Army Air Forces Pilot Badge
| Medal of Honor | Distinguished Service Cross | Distinguished Flying Cross |
| Purple Heart | Air Medal | American Defense Service Medal |
| American Campaign Medal | Asiatic-Pacific Campaign Medal with bronze campaign star | World War II Victory Medal |

| Army Presidential Unit Citation |

===Medal of Honor citation===
Rank and organization: Major, 308th Bombardment Group, U.S. Army Air Corps
Place and date: Over South China Sea, October 26, 1944
Entered service at: San Angelo, Texas
Birth: Fort Worth, Texas
G.O. No.: 14, February 4, 1946

Citation:

He piloted a B-24 bomber in a one-plane strike against a Japanese convoy in the South China Sea on the night of 26 October 1944. Taking the enemy force of 12 ships escorted by at least 2 destroyers by surprise, he made 1 bombing run at 600 feet, scoring a near miss on 1 warship and escaping without drawing fire. He circled. and fully realizing that the convoy was thoroughly alerted and would meet his next attack with a barrage of antiaircraft fire, began a second low-level run which culminated in 2 direct hits on a large tanker. A hail of steel from Japanese guns, riddled the bomber, knocking out 2 engines, damaging a third, crippling the hydraulic system, puncturing 1 gasoline tank, ripping uncounted holes in the aircraft, and wounding the copilot; but by magnificent display of flying skill, Major Carswell controlled the plane's plunge toward the sea and carefully forced it into a halting climb in the direction of the China shore. On reaching land, where it would have been possible to abandon the staggering bomber, one of the crew discovered that his parachute had been ripped by flak and rendered useless; the pilot, hoping to cross mountainous terrain and reach a base, continued onward until the third engine failed. He ordered the crew to bail out while he struggled to maintain altitude and, refusing to save himself, chose to remain with his comrade and attempt a crash landing. He died when the airplane struck a mountainside and burned. With consummate gallantry and intrepidity, Major Carswell gave his life in a supreme effort to save all members of his crew. His sacrifice, far beyond that required of him, was in keeping with the traditional bravery of America's war heroes.
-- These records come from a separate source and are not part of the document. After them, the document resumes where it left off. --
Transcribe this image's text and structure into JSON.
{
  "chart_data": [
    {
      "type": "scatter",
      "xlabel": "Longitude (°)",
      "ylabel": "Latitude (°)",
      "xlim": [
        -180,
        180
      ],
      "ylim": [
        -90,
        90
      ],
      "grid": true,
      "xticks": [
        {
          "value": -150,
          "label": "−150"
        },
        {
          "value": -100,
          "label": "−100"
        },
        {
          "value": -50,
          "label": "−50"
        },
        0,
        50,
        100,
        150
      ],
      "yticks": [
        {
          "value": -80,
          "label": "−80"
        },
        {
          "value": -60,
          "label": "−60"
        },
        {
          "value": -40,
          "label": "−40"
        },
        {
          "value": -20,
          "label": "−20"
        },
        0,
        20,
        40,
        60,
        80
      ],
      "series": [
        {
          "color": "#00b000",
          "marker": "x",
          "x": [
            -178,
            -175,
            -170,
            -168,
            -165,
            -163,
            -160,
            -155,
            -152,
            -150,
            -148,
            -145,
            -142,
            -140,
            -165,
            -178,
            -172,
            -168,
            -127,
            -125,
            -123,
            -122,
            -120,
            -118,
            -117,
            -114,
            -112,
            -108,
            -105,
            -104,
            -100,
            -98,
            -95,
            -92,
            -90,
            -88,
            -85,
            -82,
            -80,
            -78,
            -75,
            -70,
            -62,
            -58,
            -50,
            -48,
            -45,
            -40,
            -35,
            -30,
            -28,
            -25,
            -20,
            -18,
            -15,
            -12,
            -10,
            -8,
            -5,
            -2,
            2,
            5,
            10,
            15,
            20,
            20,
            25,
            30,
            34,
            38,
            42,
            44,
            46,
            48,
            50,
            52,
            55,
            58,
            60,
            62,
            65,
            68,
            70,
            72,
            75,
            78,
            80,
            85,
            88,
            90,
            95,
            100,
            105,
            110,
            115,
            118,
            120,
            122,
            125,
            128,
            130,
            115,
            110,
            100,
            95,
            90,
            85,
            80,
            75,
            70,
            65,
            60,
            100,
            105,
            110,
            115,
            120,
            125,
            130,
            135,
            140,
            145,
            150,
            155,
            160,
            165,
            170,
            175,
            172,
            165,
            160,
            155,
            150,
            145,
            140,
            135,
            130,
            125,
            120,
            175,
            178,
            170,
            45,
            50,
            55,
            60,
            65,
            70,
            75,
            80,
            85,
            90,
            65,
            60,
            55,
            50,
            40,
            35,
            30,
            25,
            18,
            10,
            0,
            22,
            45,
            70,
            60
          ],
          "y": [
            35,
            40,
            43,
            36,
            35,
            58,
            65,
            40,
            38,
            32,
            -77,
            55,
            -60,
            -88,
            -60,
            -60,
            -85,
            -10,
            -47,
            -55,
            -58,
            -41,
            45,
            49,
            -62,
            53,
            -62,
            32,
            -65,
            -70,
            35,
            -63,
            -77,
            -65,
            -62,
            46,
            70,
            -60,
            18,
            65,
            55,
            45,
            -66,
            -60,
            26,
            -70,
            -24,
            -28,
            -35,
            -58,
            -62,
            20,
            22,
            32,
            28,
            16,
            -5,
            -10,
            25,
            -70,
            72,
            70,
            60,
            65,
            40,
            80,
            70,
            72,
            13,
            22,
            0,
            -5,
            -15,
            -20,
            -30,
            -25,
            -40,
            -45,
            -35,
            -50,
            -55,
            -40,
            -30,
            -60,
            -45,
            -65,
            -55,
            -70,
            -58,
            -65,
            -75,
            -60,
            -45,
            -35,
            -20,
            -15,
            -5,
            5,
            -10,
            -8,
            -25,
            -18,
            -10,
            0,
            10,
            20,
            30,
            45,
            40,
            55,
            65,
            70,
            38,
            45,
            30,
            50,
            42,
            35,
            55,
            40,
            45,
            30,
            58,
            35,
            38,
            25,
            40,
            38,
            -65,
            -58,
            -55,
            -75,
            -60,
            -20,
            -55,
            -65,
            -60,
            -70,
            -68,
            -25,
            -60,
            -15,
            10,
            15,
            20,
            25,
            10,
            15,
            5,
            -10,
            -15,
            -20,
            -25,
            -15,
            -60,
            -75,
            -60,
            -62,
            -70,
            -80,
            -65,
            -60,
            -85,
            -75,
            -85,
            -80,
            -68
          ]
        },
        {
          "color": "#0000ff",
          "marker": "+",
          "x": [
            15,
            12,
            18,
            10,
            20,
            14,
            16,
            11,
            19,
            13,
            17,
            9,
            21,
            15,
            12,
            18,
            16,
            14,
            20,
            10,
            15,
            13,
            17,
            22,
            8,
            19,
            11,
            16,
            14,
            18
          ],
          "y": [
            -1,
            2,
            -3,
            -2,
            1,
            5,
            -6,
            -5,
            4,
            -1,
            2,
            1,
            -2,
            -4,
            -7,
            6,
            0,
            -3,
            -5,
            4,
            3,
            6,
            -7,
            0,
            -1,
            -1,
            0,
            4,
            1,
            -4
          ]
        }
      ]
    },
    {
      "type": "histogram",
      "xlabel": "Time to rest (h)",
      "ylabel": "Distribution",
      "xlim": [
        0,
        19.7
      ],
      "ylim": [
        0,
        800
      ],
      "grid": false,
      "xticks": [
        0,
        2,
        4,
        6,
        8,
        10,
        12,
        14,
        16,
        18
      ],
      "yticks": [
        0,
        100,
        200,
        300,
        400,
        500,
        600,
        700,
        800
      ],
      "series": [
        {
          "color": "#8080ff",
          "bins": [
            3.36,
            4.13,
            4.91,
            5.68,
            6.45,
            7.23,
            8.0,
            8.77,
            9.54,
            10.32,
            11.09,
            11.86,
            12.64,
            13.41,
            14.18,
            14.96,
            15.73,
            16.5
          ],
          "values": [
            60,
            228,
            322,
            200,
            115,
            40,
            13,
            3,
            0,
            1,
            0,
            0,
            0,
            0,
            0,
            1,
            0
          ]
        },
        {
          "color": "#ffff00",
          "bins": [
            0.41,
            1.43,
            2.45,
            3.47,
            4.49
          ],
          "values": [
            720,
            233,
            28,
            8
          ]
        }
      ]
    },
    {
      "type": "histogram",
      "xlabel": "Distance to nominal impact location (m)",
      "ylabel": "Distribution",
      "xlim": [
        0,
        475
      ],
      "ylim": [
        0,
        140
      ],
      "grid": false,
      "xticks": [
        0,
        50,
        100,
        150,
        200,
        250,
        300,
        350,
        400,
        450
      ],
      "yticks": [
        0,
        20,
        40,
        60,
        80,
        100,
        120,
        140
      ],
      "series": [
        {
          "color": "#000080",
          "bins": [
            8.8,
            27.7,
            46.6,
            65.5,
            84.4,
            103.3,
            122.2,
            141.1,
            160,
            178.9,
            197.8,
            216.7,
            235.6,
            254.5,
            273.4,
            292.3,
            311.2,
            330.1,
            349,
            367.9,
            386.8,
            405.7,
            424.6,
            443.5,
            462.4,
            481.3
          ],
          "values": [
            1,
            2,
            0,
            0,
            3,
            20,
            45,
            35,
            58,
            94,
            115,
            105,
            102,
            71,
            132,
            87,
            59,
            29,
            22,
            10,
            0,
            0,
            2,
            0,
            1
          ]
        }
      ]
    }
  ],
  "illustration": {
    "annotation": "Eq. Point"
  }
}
===Distinguished Service Cross citation===
Date of Action: October 16, 1944

Citation:
The President of the United States of America, authorized by Act of Congress July 9, 1918, takes pride in presenting the Distinguished Service Cross (Posthumously) to Major (Air Corps) Horace Seaver Carswell, Jr., United States Army Air Forces, for extraordinary heroism in connection with military operations against an armed enemy while serving as Pilot of a B-24 Heavy Bomber in the 374th Bombardment Squadron, 308th Bombardment Group (H), Fourteenth Air Force, while participating in a bombing mission on 16 October 1944, against enemy Japanese surface vessels in the South China Sea. During a sea-sweep mission along the China Coast, a task force of six Japanese naval vessels was located by means of radio equipment. A destroyer and a cruiser were singled out for attack. During four runs over the target at an altitude of 400 feet and under intense fire from the supporting vessels, both were sunk. The plane was not struck and returned to the mainland with less than one hour's supply of gas. The exceptional courage, gallantry, cool judgment and skill demonstrated by Major Carswell in attacking such a large naval task force with his lone plane in the face of almost certain destruction, reflect great credit upon himself, the Army Air Forces and the Army of the United States.

==Honors==
On February 27, 1948, Fort Worth Army Airfield was renamed Carswell Air Force Base in his honor. There are also Carswell Avenues at Elmendorf Air Force Base, Alaska, Lackland Air Force Base, Texas and Whiteman Air Force Base, Missouri named in his honor. A frame containing an artist's rendition and an exhibit Medal of Honor and a citation is on display at Texas A&M University in the Memorial Student Center. A large bronze relief plaque hangs in the Sanders Corps of Cadets Center on the campus of Texas A&M University. Carswell only briefly attended A&M and graduated from TCU.